SPARC-null mice show increased accumulation of WAT along with an increase in both adipocyte size and number as compared to wild type (WT) mice.72 SPARC-null mice might be highly susceptible to protease degradation and remodeling functions allowing adipocytes to develop a larger size, hence, contribute to hyperplastic WAT. The ECM remodeling associated with adipogenesis requires SPARC, to stabilize the tissue and maintain the balance of lipogenesis and lipolysis. SPARC, to some extent, can prevent hypertrophy of adipocytes and hyperplasia of adipocyte progenitors. Further SPARC-null mice contain higher levels of soluble type VI collagen in their skin,72 and it may influence the expression, folding, post-translational modification, and secretion of type VI collagen in WAT. Consequently, SPARC could control adipogenesis through type VI collagen. SPARC also interact with integrin α5β1 and this complex inhibits preadipocyte adhesion, focal adhesion kinase (FAK), integrin-linked kinase (ILK) activity and it leads to cell migration. SPARC also stimulates the phosphorylation and activation of FAK in glioma cells.73 Likewise SPARC can also inhibit the formation of adipocytes but enhances that of osteoblastocytes by its enrichment of the accumulation of β-catenin in both cytosol and the nucleus.66, 74 Both endogenous and exogenous SPARC enhance the accumulation of β-catenin. Wnt/Beta-catenin represses the expression of C/EBPα and PPARγ at early stages of adipocyte differentiation.75 Further, SPARC also inhibits the expression of C/EBPα and PPARγ at later stages of adipocyte differentiation. These evidence shows that SPARC suppresses the central transcriptional cascades of adipogenesis through the Wnt/Beta-catenin pathway. Further research is required to decipher the mechanisms underlying the inhibitory consequences of SPARC on adipogenesis in vivo.

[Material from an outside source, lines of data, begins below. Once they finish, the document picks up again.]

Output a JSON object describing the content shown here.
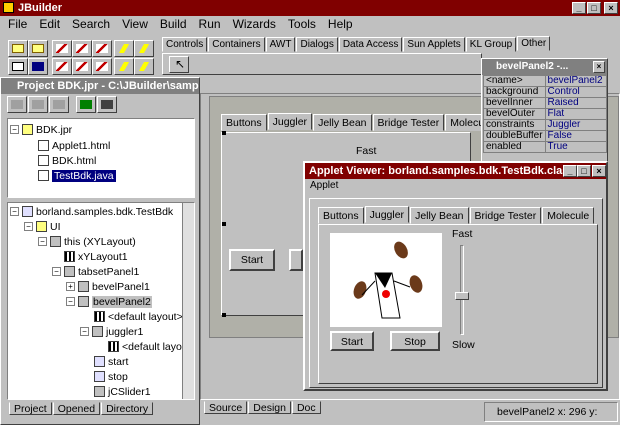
{
  "app": {
    "title": "JBuilder"
  },
  "menu": [
    "File",
    "Edit",
    "Search",
    "View",
    "Build",
    "Run",
    "Wizards",
    "Tools",
    "Help"
  ],
  "palette_tabs": [
    "Controls",
    "Containers",
    "AWT",
    "Dialogs",
    "Data Access",
    "Sun Applets",
    "KL Group",
    "Other"
  ],
  "project": {
    "title": "Project BDK.jpr - C:\\JBuilder\\samples\\borland\\samples\\bdk\\TestBdk.java",
    "files": [
      "BDK.jpr",
      "Applet1.html",
      "BDK.html",
      "TestBdk.java"
    ],
    "tabs": [
      "Project",
      "Opened",
      "Directory"
    ]
  },
  "structure": {
    "root": "borland.samples.bdk.TestBdk",
    "nodes": [
      "UI",
      "this (XYLayout)",
      "xYLayout1",
      "tabsetPanel1",
      "bevelPanel1",
      "bevelPanel2",
      "<default layout>",
      "juggler1",
      "<default layou",
      "start",
      "stop",
      "jCSlider1"
    ]
  },
  "designer": {
    "tabs": [
      "Buttons",
      "Juggler",
      "Jelly Bean",
      "Bridge Tester",
      "Molecule"
    ],
    "fast_label": "Fast",
    "start_label": "Start",
    "bottom_tabs": [
      "Source",
      "Design",
      "Doc"
    ],
    "status": "bevelPanel2 x: 296 y:"
  },
  "inspector": {
    "title": "bevelPanel2 -...",
    "rows": [
      {
        "name": "<name>",
        "value": "bevelPanel2"
      },
      {
        "name": "background",
        "value": "Control"
      },
      {
        "name": "bevelInner",
        "value": "Raised"
      },
      {
        "name": "bevelOuter",
        "value": "Flat"
      },
      {
        "name": "constraints",
        "value": "Juggler"
      },
      {
        "name": "doubleBuffer",
        "value": "False"
      },
      {
        "name": "enabled",
        "value": "True"
      }
    ]
  },
  "applet": {
    "title": "Applet Viewer: borland.samples.bdk.TestBdk.class",
    "menu": "Applet",
    "tabs": [
      "Buttons",
      "Juggler",
      "Jelly Bean",
      "Bridge Tester",
      "Molecule"
    ],
    "fast_label": "Fast",
    "slow_label": "Slow",
    "start_label": "Start",
    "stop_label": "Stop"
  }
}
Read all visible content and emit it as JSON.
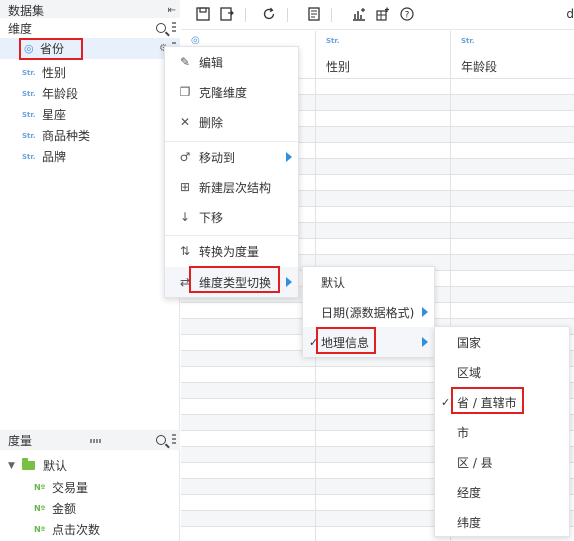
{
  "left_panel": {
    "dataset_title": "数据集",
    "dimension_title": "维度",
    "dimensions": [
      {
        "type": "geo",
        "label": "省份"
      },
      {
        "type": "Str.",
        "label": "性别"
      },
      {
        "type": "Str.",
        "label": "年龄段"
      },
      {
        "type": "Str.",
        "label": "星座"
      },
      {
        "type": "Str.",
        "label": "商品种类"
      },
      {
        "type": "Str.",
        "label": "品牌"
      }
    ],
    "measure_title": "度量",
    "measure_folder": "默认",
    "measures": [
      {
        "type": "Nº",
        "label": "交易量"
      },
      {
        "type": "Nº",
        "label": "金额"
      },
      {
        "type": "Nº",
        "label": "点击次数"
      }
    ]
  },
  "toolbar": {
    "right_text": "d"
  },
  "table": {
    "columns": [
      {
        "type": "",
        "name": ""
      },
      {
        "type": "Str.",
        "name": "性别"
      },
      {
        "type": "Str.",
        "name": "年龄段"
      }
    ]
  },
  "context_menu": {
    "items": [
      {
        "icon": "pencil-icon",
        "label": "编辑"
      },
      {
        "icon": "clone-icon",
        "label": "克隆维度"
      },
      {
        "icon": "close-icon",
        "label": "删除"
      },
      {
        "icon": "move-icon",
        "label": "移动到"
      },
      {
        "icon": "hierarchy-icon",
        "label": "新建层次结构"
      },
      {
        "icon": "arrow-down-icon",
        "label": "下移"
      },
      {
        "icon": "convert-icon",
        "label": "转换为度量"
      },
      {
        "icon": "switch-icon",
        "label": "维度类型切换"
      }
    ]
  },
  "type_menu": {
    "items": [
      "默认",
      "日期(源数据格式)",
      "地理信息"
    ]
  },
  "geo_menu": {
    "items": [
      "国家",
      "区域",
      "省 / 直辖市",
      "市",
      "区 / 县",
      "经度",
      "纬度"
    ]
  },
  "colors": {
    "accent_blue": "#2f8fe0",
    "highlight_red": "#e02020",
    "measure_green": "#66b84b",
    "selected_bg": "#e8f1fb"
  }
}
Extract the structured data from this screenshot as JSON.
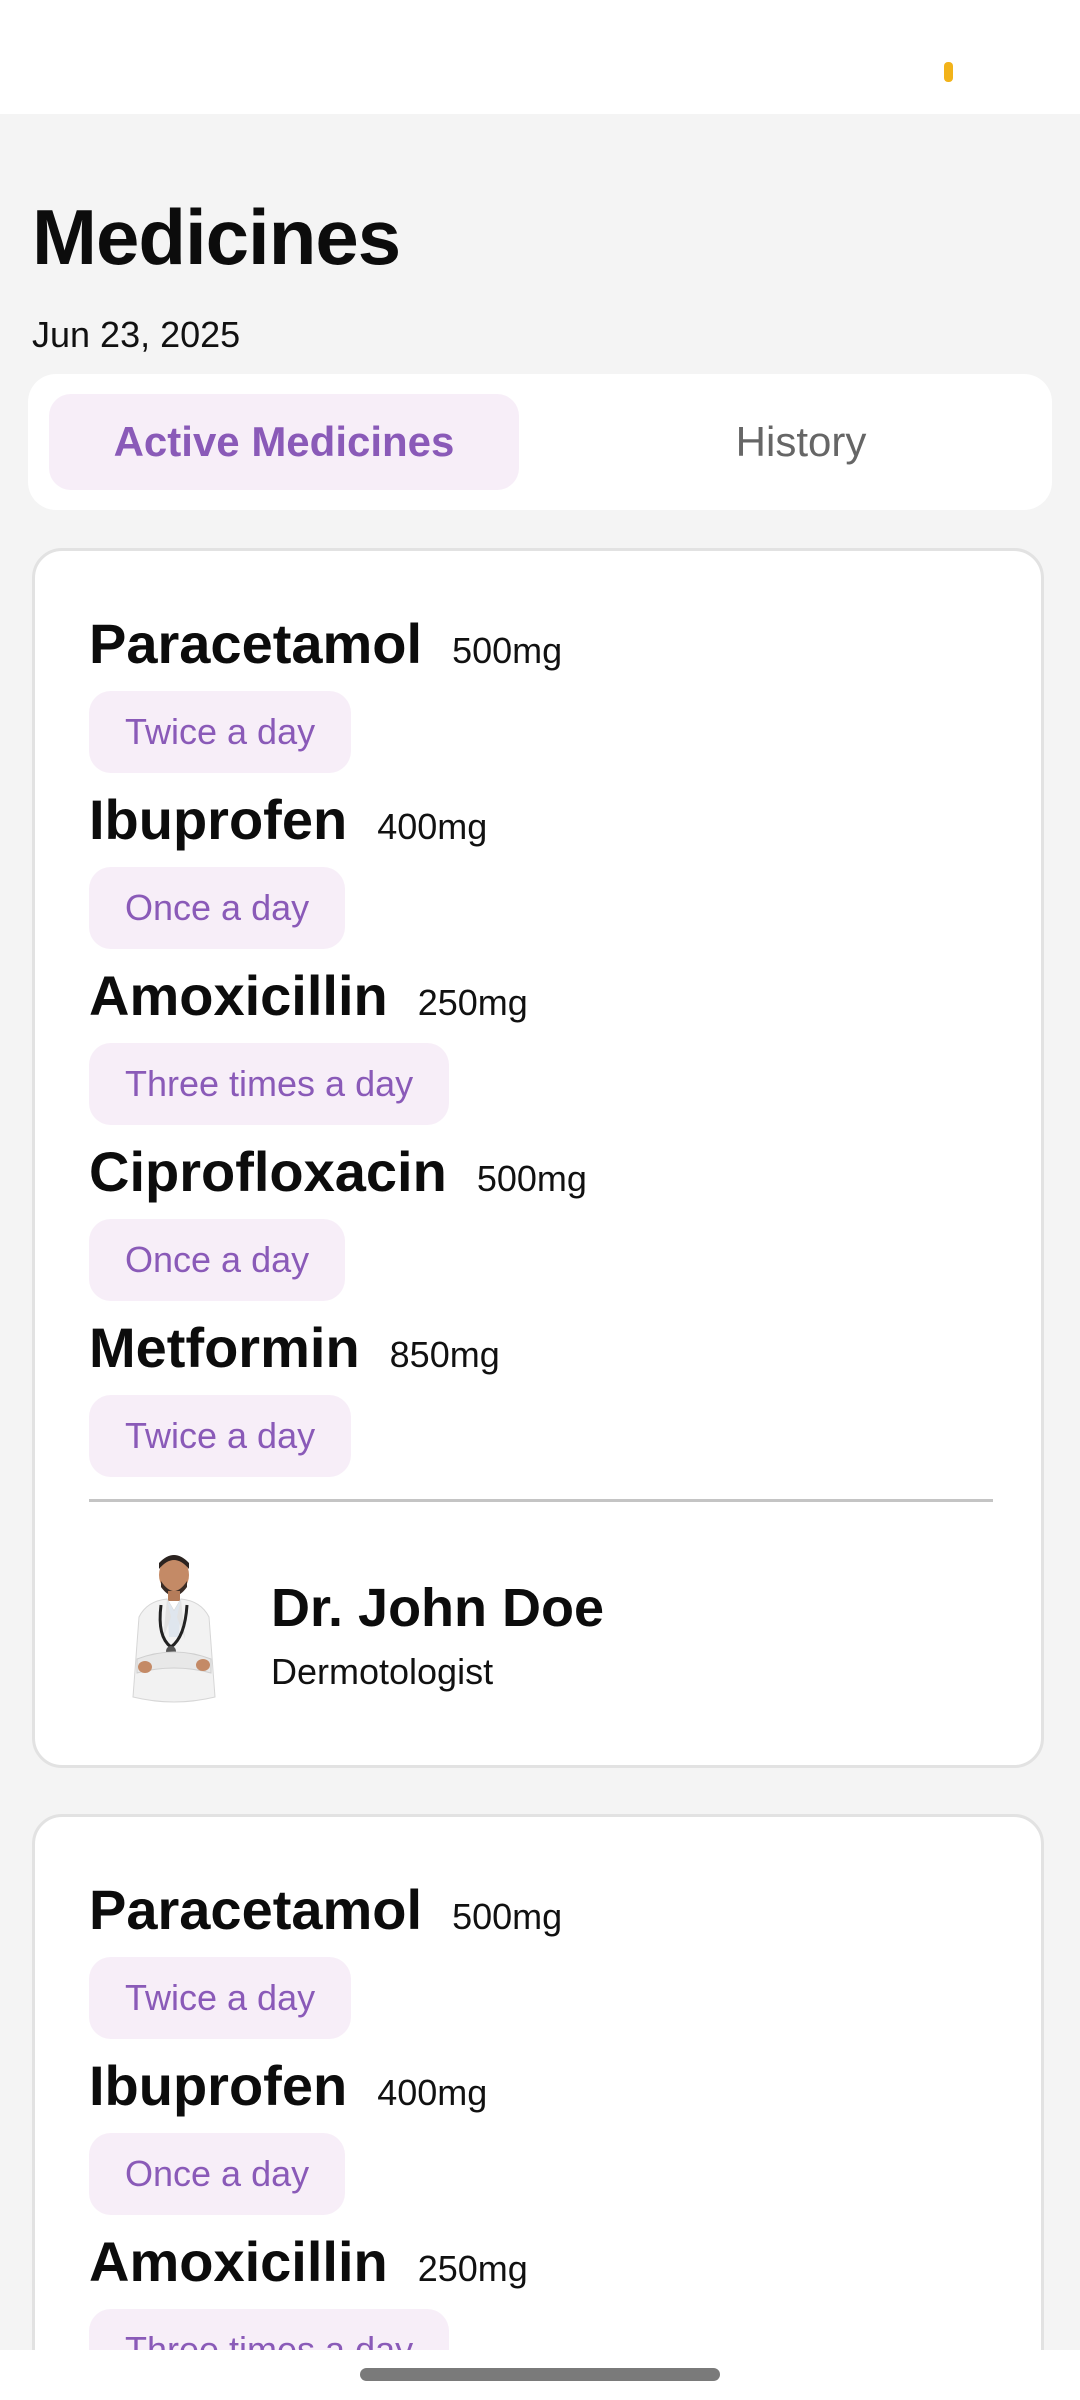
{
  "header": {
    "title": "Medicines",
    "date": "Jun 23, 2025"
  },
  "tabs": [
    {
      "label": "Active Medicines",
      "active": true
    },
    {
      "label": "History",
      "active": false
    }
  ],
  "prescriptions": [
    {
      "medicines": [
        {
          "name": "Paracetamol",
          "dose": "500mg",
          "frequency": "Twice a day"
        },
        {
          "name": "Ibuprofen",
          "dose": "400mg",
          "frequency": "Once a day"
        },
        {
          "name": "Amoxicillin",
          "dose": "250mg",
          "frequency": "Three times a day"
        },
        {
          "name": "Ciprofloxacin",
          "dose": "500mg",
          "frequency": "Once a day"
        },
        {
          "name": "Metformin",
          "dose": "850mg",
          "frequency": "Twice a day"
        }
      ],
      "doctor": {
        "name": "Dr. John Doe",
        "specialty": "Dermotologist"
      }
    },
    {
      "medicines": [
        {
          "name": "Paracetamol",
          "dose": "500mg",
          "frequency": "Twice a day"
        },
        {
          "name": "Ibuprofen",
          "dose": "400mg",
          "frequency": "Once a day"
        },
        {
          "name": "Amoxicillin",
          "dose": "250mg",
          "frequency": "Three times a day"
        }
      ]
    }
  ],
  "colors": {
    "accent": "#8a5ab8",
    "chip_background": "#f7eef8",
    "page_background": "#f4f4f4",
    "status_indicator": "#f2b31a"
  }
}
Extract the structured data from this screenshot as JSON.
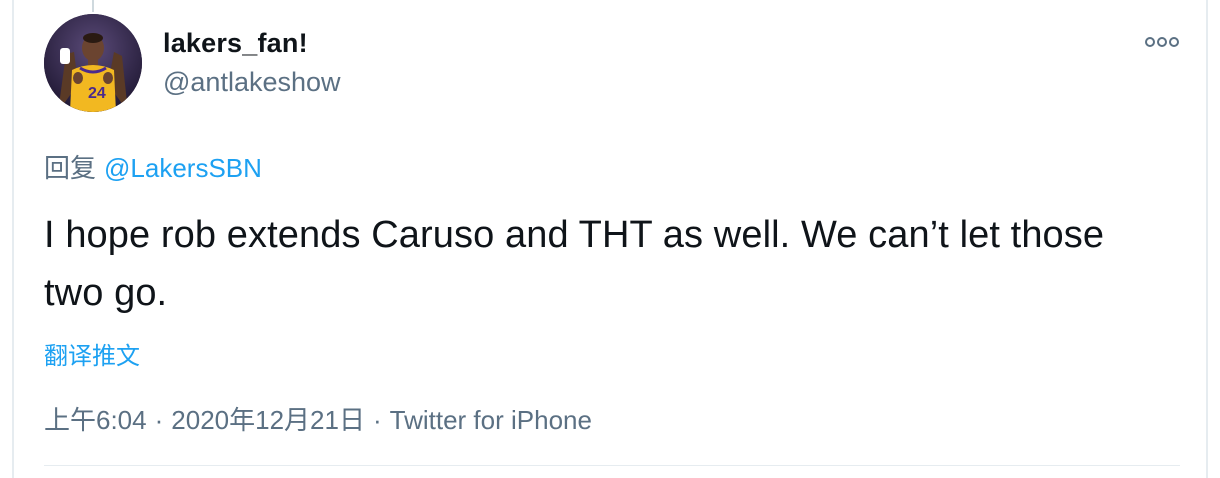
{
  "tweet": {
    "display_name": "lakers_fan!",
    "handle": "@antlakeshow",
    "reply_prefix": "回复",
    "reply_to": "@LakersSBN",
    "text": "I hope rob extends Caruso and THT as well. We can’t let those two go.",
    "translate_label": "翻译推文",
    "time": "上午6:04",
    "date": "2020年12月21日",
    "separator": "·",
    "source": "Twitter for iPhone"
  },
  "icons": {
    "more": "more-options-icon",
    "avatar": "avatar-image"
  },
  "colors": {
    "link": "#1da1f2",
    "secondary_text": "#5b7083",
    "primary_text": "#0f1419",
    "avatar_jersey": "#f2b821"
  }
}
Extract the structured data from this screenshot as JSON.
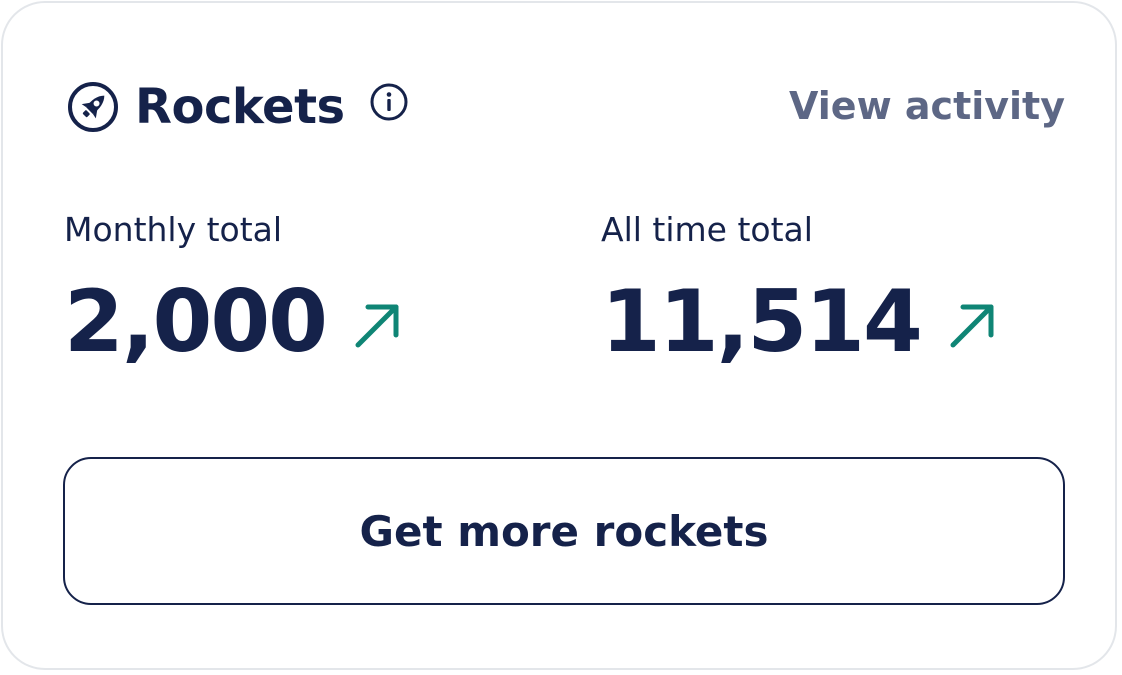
{
  "card": {
    "icon": "rocket-icon",
    "title": "Rockets",
    "info_icon": "info-icon",
    "view_activity_label": "View activity"
  },
  "stats": {
    "monthly": {
      "label": "Monthly total",
      "value": "2,000",
      "trend_icon": "trend-up-arrow-icon"
    },
    "all_time": {
      "label": "All time total",
      "value": "11,514",
      "trend_icon": "trend-up-arrow-icon"
    }
  },
  "cta": {
    "label": "Get more rockets"
  },
  "colors": {
    "primary_text": "#15224a",
    "muted_link": "#5d6785",
    "trend_accent": "#0f8575",
    "card_border": "#e3e6ea"
  }
}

6. Role of SPARC in cell cycle and proliferation

Generally, ‘vital functions’ of the cells are gauged by assaying for one of these parameters: cell viability, cell proliferation and cell growth. These ‘vital functions’ of the cells are mainly modulated by the signaling molecules or growth factors that convey information to cells during cellular differentiation or growth. Recent studies have shown that SPARC and TGF-β employ each other in a mutual relationship to modulate these cellular functions. SPARC and TGF-β acts as inhibitors of cell cycle progression and proliferation in several types of cells.31, 32, 76, 77 SPARC stimulates TGF-β expression in mesangial cells and, on the other hand, TGF-β stimulates SPARC expression in a number of cell types, including endothelial cells, fibroblasts, keratinocytes, and smooth muscle cells.20, 78-81 SPARC inhibits epithelial cell proliferation by commandeering the TGF-β signaling system, via coupling of C-terminal extracellular calcium (EC)-domain (i.e., SPARC-EC) to a TGF-β receptor/Smad2/3-dependent pathway.82 SPARC and TGF-β are both expressed in epithelial cells; however, the association between these signaling molecules in regulating epithelial cell behaviors remains to be addressed. SPARC negatively regulates breast cancer cell proliferation without stimulating metastasis.83 Elevated levels of SPARC increases cell de-adhesion from matrix in gliomas.84 SPARC also alters glioma growth by changing the tumor microenvironment and by repressing tumor vascularity through inhibition of VEGF expression.84 These results present a novel mechanism, whereby SPARC controls VEGF function by preventing the available growth factor. Haber et al.85 show that SPARC alters the proliferation of stromal but not melanoma cells. They also show that SPARC inhibits endothelial cell proliferation, spreading, and migration. In fact, low expression of integrins following exposure to SPARC considerably reduces cell proliferation and adhesion, in part by down-regulating the activation of Akt, FAK, MAPK 44/42 and Src.86 Treatment with exogenous SPARC significantly inhibits the growth of pancreatic cancer, colorectal cancers, neuroblastomas, and leukemia cells.18, 87

SPARC and its peptide 2.1 and 4.2 (from a disulfide-bonded domain of SPARC) inhibit DNA synthesis in BAEC, as determined by (3H) thymidine incorporation and delay the entry of cells into S phase.88 An inhibitory effect of SPARC on cell-cycle progression might facilitate the short-term withdrawal from the cell cycle that frequently happens after cellular responses to developmental or injury signals. Over-expression of SPARC protein and mRNA is frequently observed in non-proliferating, but actively secreting, Leydig, Sertoli cells and migrating cells 89, 90 showing that SPARC might direct a metabolic pathway in addition to cell cycle. SPARC is stimulated after cells have primarily proliferated and may function to withdraw cells temporarily from the cell cycle in preparation for migration.90 The recognition of SPARC as an anti-spreading factor for specific cells, together with its capability to direct noticeable changes in cell shape, suggests that the evident proliferation in the presence of SPARC may result from alteration in cell shape.90 Nevertheless, potential actions of SPARC on mitosis and cellular migration, need disconnection from ECM, have not been studied very well.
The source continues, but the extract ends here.